The deadline for handing in Assignment 1 is on Thursday **May 27th before your lab meeting**. The assignment should be emailed to your lab instructor as a zip file, which contains the following:

- a .Rproj file;
- a raw Rmarkdown file (.Rmd);
- a .html compiled Rmarkdown file;
- a folder containing the data you used.

**Step 1:**

Find yourself a suitable data set. The dataset should be

- suitable for linear regression. That is, the dataset should contain a variable or variables that is/are interesting to predict using the other variables in the dataset, and the outcome variable(s) should be on a continuous scale
- call for a data science approach.

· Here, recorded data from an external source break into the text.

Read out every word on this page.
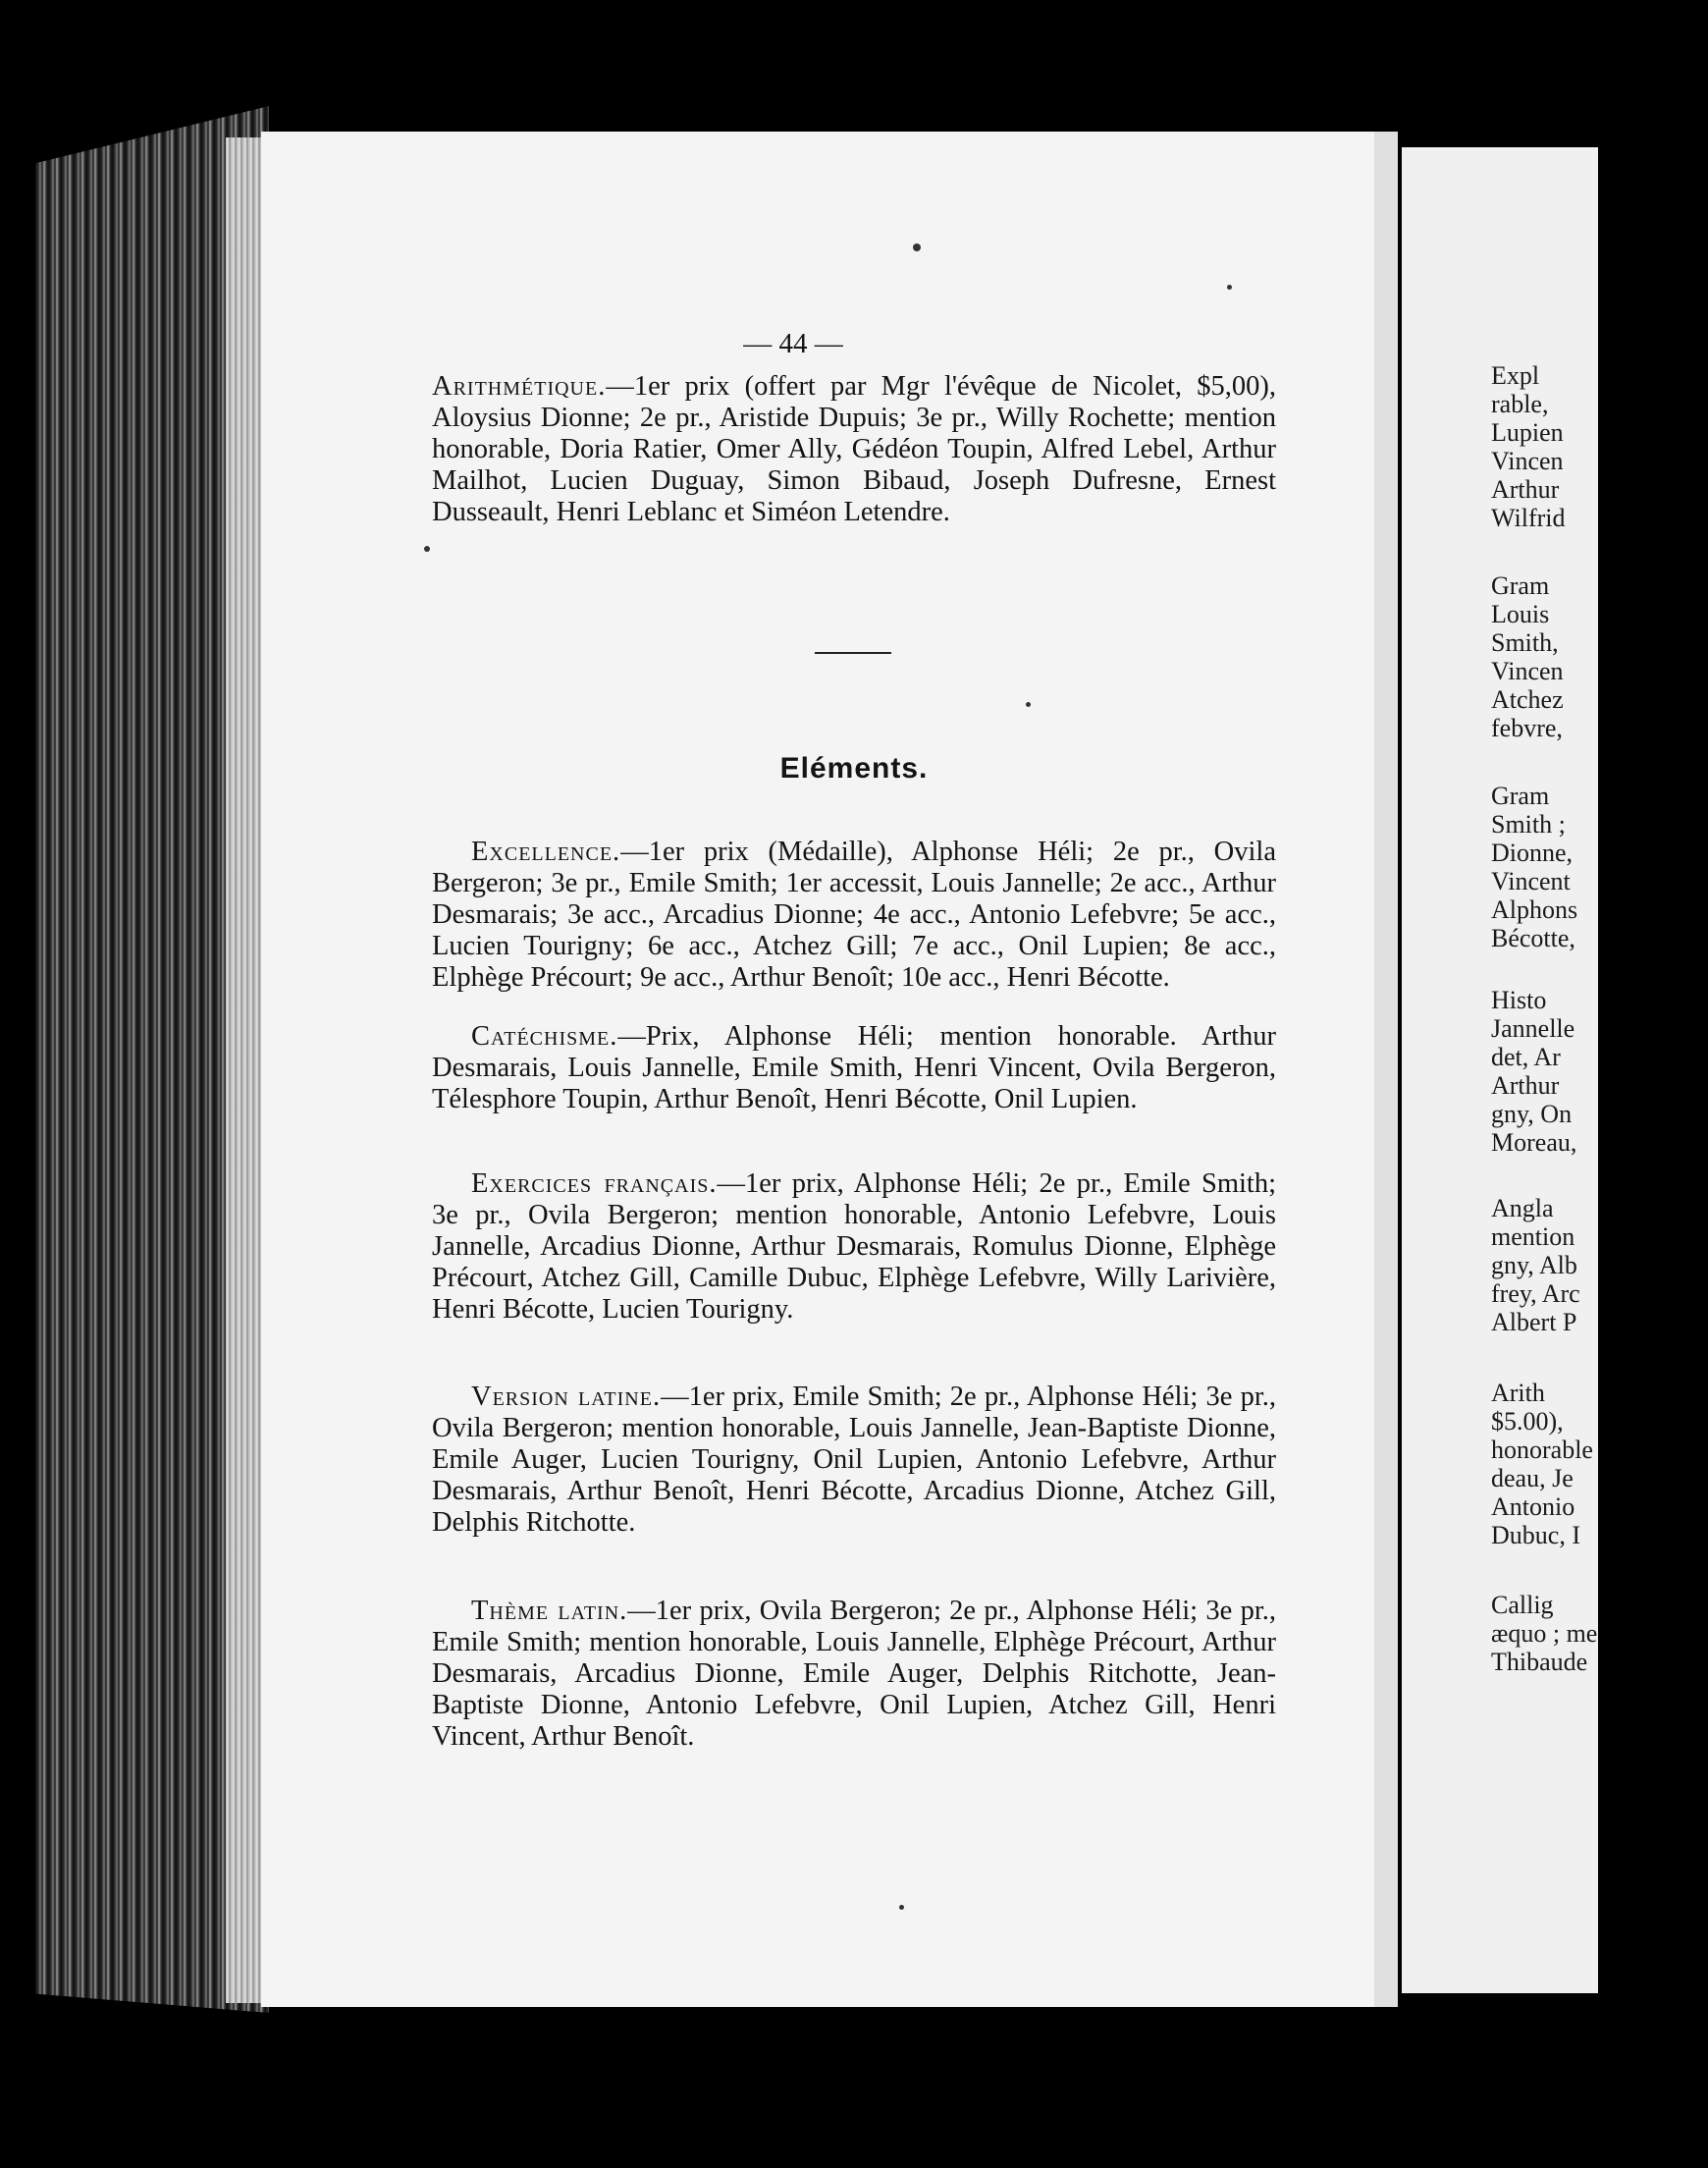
— 44 —

Arithmétique.—1er prix (offert par Mgr l'évêque de Nicolet, $5,00), Aloysius Dionne; 2e pr., Aristide Dupuis; 3e pr., Willy Rochette; mention honorable, Doria Ratier, Omer Ally, Gédéon Toupin, Alfred Lebel, Arthur Mailhot, Lucien Duguay, Simon Bibaud, Joseph Dufresne, Ernest Dusseault, Henri Leblanc et Siméon Letendre.

Eléments.

Excellence.—1er prix (Médaille), Alphonse Héli; 2e pr., Ovila Bergeron; 3e pr., Emile Smith; 1er accessit, Louis Jannelle; 2e acc., Arthur Desmarais; 3e acc., Arcadius Dionne; 4e acc., Antonio Lefebvre; 5e acc., Lucien Tourigny; 6e acc., Atchez Gill; 7e acc., Onil Lupien; 8e acc., Elphège Précourt; 9e acc., Arthur Benoît; 10e acc., Henri Bécotte.

Catéchisme.—Prix, Alphonse Héli; mention honorable. Arthur Desmarais, Louis Jannelle, Emile Smith, Henri Vincent, Ovila Bergeron, Télesphore Toupin, Arthur Benoît, Henri Bécotte, Onil Lupien.

Exercices français.—1er prix, Alphonse Héli; 2e pr., Emile Smith; 3e pr., Ovila Bergeron; mention honorable, Antonio Lefebvre, Louis Jannelle, Arcadius Dionne, Arthur Desmarais, Romulus Dionne, Elphège Précourt, Atchez Gill, Camille Dubuc, Elphège Lefebvre, Willy Larivière, Henri Bécotte, Lucien Tourigny.

Version latine.—1er prix, Emile Smith; 2e pr., Alphonse Héli; 3e pr., Ovila Bergeron; mention honorable, Louis Jannelle, Jean-Baptiste Dionne, Emile Auger, Lucien Tourigny, Onil Lupien, Antonio Lefebvre, Arthur Desmarais, Arthur Benoît, Henri Bécotte, Arcadius Dionne, Atchez Gill, Delphis Ritchotte.

Thème latin.—1er prix, Ovila Bergeron; 2e pr., Alphonse Héli; 3e pr., Emile Smith; mention honorable, Louis Jannelle, Elphège Précourt, Arthur Desmarais, Arcadius Dionne, Emile Auger, Delphis Ritchotte, Jean-Baptiste Dionne, Antonio Lefebvre, Onil Lupien, Atchez Gill, Henri Vincent, Arthur Benoît.

Expl
rable,
Lupien
Vincen
Arthur
Wilfrid
Gram
Louis
Smith,
Vincen
Atchez
febvre,
Gram
Smith ;
Dionne,
Vincent
Alphons
Bécotte,
Histo
Jannelle
det, Ar
Arthur
gny, On
Moreau,
Angla
mention
gny, Alb
frey, Arc
Albert P
Arith
$5.00),
honorable
deau, Je
Antonio
Dubuc, I
Callig
æquo ; me
Thibaude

That is, it makes sense to apply subset selection or shrinkage methods in your analysis.

Suitable datasets can be found for example in/on:

- R packages
- Kaggle
- Our world in data
- The European Social Survey
- …

**Step 2:**

Explore and learn about the structure of your data by constructing visualizations. Select a minimum of 2 and maximum of 3 graphs to illustrate your data in your final report.

**Step 3:**

Based on the content of your data and the visualizations you constructed, formulate 1 research question that you will investigate using linear regression - data science style. That is, in the linear regression, make use of either best subset selection or shrinkage methods (Ridge regression or Lasso). Select the best linear model appropriately. To ensure reproducability of your findings, please make sure to use `set.seed()`

in your `R`

code.

**Step 4:**

Present your results in a R markdown file. In the R markdown file, the visualizations and analysis work that you did are presented in a logical order and are combined with a description of the data, a description of the steps you have taken, the research questions you formulated and your results and conclusions regarding the research question.

In the compiled R markdown file, show both your used R code (that is, include the R code chunks) and the output. Show all your work in the Rmarkdown file, this includes any preprocessing of the used data (e.g., steps you have taken to be able to work with the data).

**Grading**

Your grade will be determined by:

- Originality and fit of the dataset for linear regression with model selection / regularization;
- Quality and appropriateness of the data visualizations;
- Formulation of a fitting and interesting research question;
- Quality of the performed regression analysis and analysis choices made;
- Quality of the interpretation of the model results and drawn conclusions;
- Quality of the
`R`

code; - Overall quality of the report and presentation of the results.